TESTES AINDA VÃO LEVAR ANOS

Outro que está otimista é o pneumologista brasileiro Carlos Alberto de Barros Franco, que, no entanto, destaca que ainda vai demorar para uma vacina universal contra a gripe chegar ao mercado.

— Existem várias pesquisas sobre o tema há bastante tempo. E “estar perto”, na medicina, não é uma viagem do Rio de Janeiro a Petrópolis. Estar perto na medicina são, no mínimo, cinco anos — diz Barros Franco. — Mas, se der certo, será fantástico. As pessoas não precisarão encarar a vacina todo ano. E isso poderá ser um passo enorme para a criação de outras vacinas cujos vírus sofrem mutação, assim como o da gripe, em que os antígenos da superfície se modificam. A dificuldade é exatamente essa: identificar e isolar o antígeno que não sofre a mutação e desenvolver a vacina.

Opinião semelhante tem Walter Orenstein, professor da Escola de Medicina da Universidade Emor y, nos EUA , e também não relacionado com ambos os grupos de pesquisadores. — As abordagens que estão sendo desenvolvidas de fato oferecem potencial para uma vacina universal contra o influenza, mas estes são estudos com animais, então ainda estamos muito longe de desenvolver e testar uma vacina em humanos — considera. — Mas as técnicas são promissoras e um passo na direção certa. Os estudos devem ser aprofundados mais e esperamos que sejam bem-sucedidos.

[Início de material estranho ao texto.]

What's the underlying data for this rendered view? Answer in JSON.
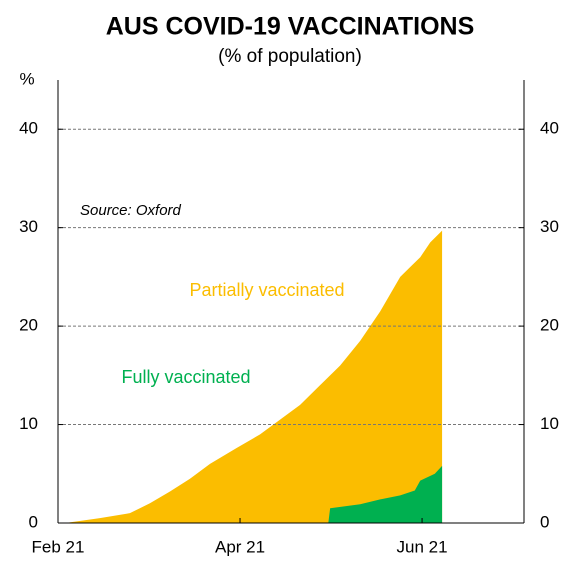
{
  "chart_data": {
    "type": "area",
    "title": "AUS COVID-19 VACCINATIONS",
    "subtitle": "(% of population)",
    "y_unit": "%",
    "annotation": "Source: Oxford",
    "xlim": [
      0,
      5.12
    ],
    "xticks": [
      {
        "value": 0,
        "label": "Feb 21"
      },
      {
        "value": 2,
        "label": "Apr 21"
      },
      {
        "value": 4,
        "label": "Jun 21"
      }
    ],
    "ylim": [
      0,
      45
    ],
    "yticks": [
      0,
      10,
      20,
      30,
      40
    ],
    "grid": true,
    "series": [
      {
        "name": "Partially vaccinated",
        "color": "#fbbd00",
        "x": [
          0.08,
          0.46,
          0.79,
          1.01,
          1.23,
          1.45,
          1.67,
          1.96,
          2.22,
          2.44,
          2.66,
          2.88,
          3.1,
          3.32,
          3.54,
          3.76,
          3.87,
          3.98,
          4.09,
          4.22
        ],
        "values": [
          0,
          0.5,
          1,
          2,
          3.2,
          4.5,
          6,
          7.6,
          9,
          10.5,
          12,
          14,
          16,
          18.5,
          21.5,
          25,
          26,
          27,
          28.5,
          29.7
        ]
      },
      {
        "name": "Fully vaccinated",
        "color": "#00b050",
        "x": [
          2.97,
          2.99,
          3.32,
          3.54,
          3.76,
          3.92,
          3.98,
          4.14,
          4.22
        ],
        "values": [
          0,
          1.5,
          1.9,
          2.4,
          2.8,
          3.3,
          4.3,
          5,
          5.8
        ]
      }
    ]
  }
}
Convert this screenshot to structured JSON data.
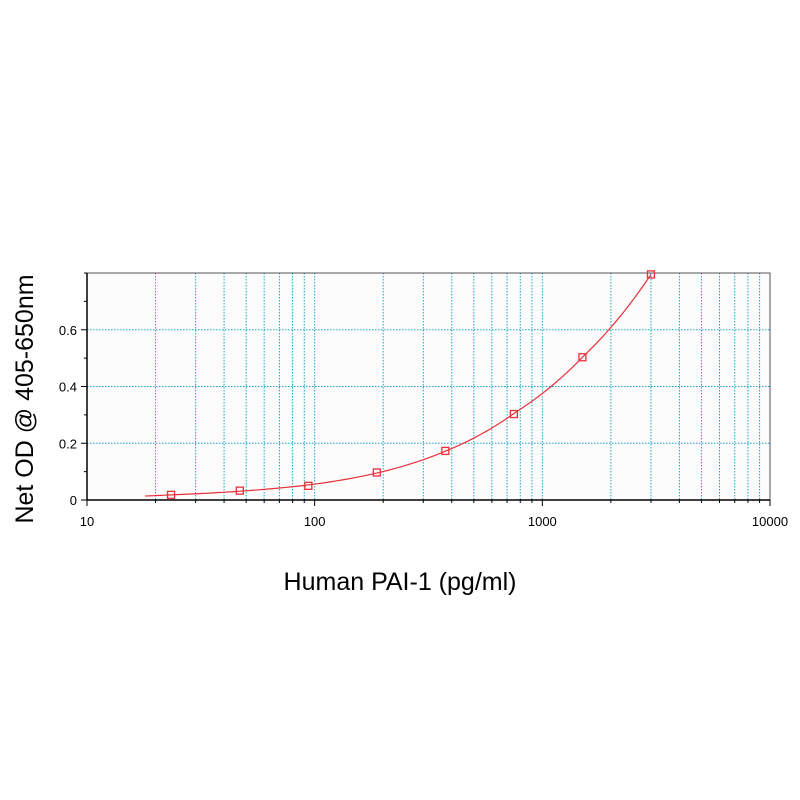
{
  "chart_data": {
    "type": "scatter",
    "title": "",
    "xlabel": "Human PAI-1 (pg/ml)",
    "ylabel": "Net OD @ 405-650nm",
    "x_scale": "log",
    "xlim": [
      10,
      10000
    ],
    "ylim": [
      0,
      0.8
    ],
    "x_ticks": [
      10,
      100,
      1000,
      10000
    ],
    "x_tick_labels": [
      "10",
      "100",
      "1000",
      "10000"
    ],
    "y_ticks": [
      0,
      0.2,
      0.4,
      0.6
    ],
    "y_tick_labels": [
      "0",
      "0.2",
      "0.4",
      "0.6"
    ],
    "grid": true,
    "series": [
      {
        "points": {
          "x": [
            23.4,
            46.9,
            93.8,
            187.5,
            375,
            750,
            1500,
            3000
          ],
          "y": [
            0.018,
            0.033,
            0.05,
            0.097,
            0.173,
            0.303,
            0.503,
            0.795
          ]
        },
        "fit_curve": {
          "x": [
            18,
            23.4,
            46.9,
            93.8,
            187.5,
            375,
            750,
            1500,
            3000
          ],
          "y": [
            0.014,
            0.018,
            0.031,
            0.053,
            0.095,
            0.172,
            0.305,
            0.503,
            0.795
          ]
        },
        "marker": "open-square"
      }
    ],
    "colors": {
      "series": "#e8303a",
      "grid": "#1aa6c9",
      "plot_background": "#fcfcfc",
      "axis": "#000000"
    }
  }
}
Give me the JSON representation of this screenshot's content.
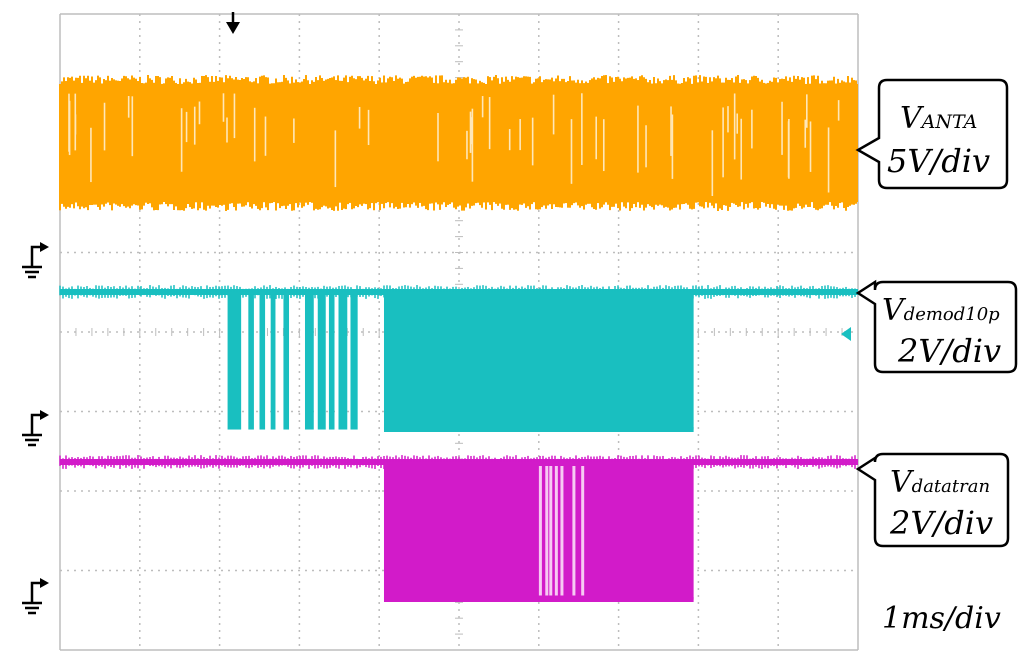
{
  "chart_data": {
    "type": "line",
    "title": "",
    "xlabel": "",
    "ylabel": "",
    "timebase": "1ms/div",
    "divisions": {
      "x": 10,
      "y": 8
    },
    "grid": true,
    "colors": {
      "VANTA": "#FFA500",
      "Vdemod10p": "#19BFC0",
      "Vdatatran": "#D21BC9",
      "grid": "#bdbdbd"
    },
    "series": [
      {
        "name": "V_ANTA",
        "name_main": "V",
        "name_sub": "ANTA",
        "scale": "5V/div",
        "signal": "continuous carrier",
        "color": "#FFA500"
      },
      {
        "name": "V_demod10p",
        "name_main": "V",
        "name_sub": "demod10p",
        "scale": "2V/div",
        "color": "#19BFC0",
        "high_level_div": 0,
        "low_level_div": -1.73,
        "low_pulses_div": [
          [
            2.1,
            2.27
          ],
          [
            2.36,
            2.43
          ],
          [
            2.5,
            2.57
          ],
          [
            2.64,
            2.7
          ],
          [
            2.8,
            2.87
          ],
          [
            3.07,
            3.18
          ],
          [
            3.23,
            3.33
          ],
          [
            3.37,
            3.44
          ],
          [
            3.49,
            3.6
          ],
          [
            3.64,
            3.73
          ]
        ],
        "burst_div": [
          4.06,
          7.94
        ]
      },
      {
        "name": "V_datatran",
        "name_main": "V",
        "name_sub": "datatran",
        "scale": "2V/div",
        "color": "#D21BC9",
        "high_level_div": 0,
        "low_level_div": -1.73,
        "burst_div": [
          4.06,
          7.94
        ],
        "gaps_in_burst_div": [
          6.02,
          6.1,
          6.15,
          6.22,
          6.29,
          6.44,
          6.55
        ]
      }
    ]
  }
}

Por fim, Sarah Gilbert, professora da Universidade de Oxford, no Reino Unido, destaca que, ao ter como alvo parte do vírus que não sofre mutações, ambas as vacinas superaram um grande obstáculo, mas ainda devem passar por ensaios clínicos controlados com humanos para se saber como e por quanto tempo ofereceriam proteção contra o vírus.

— São desenvolvimentos excitantes, mas as novas vacinas precisam ser testadas agora em ensaios clínicos para saber o quão bem elas funcionam em humanos — lembra Sarah. — Esta será a próxima fase da pesquisa, que ainda vai demorar muitos anos. Assim, ainda estamos um tanto distantes de ter melhores vacinas contra a gripe para serem aplicadas em seres humanos.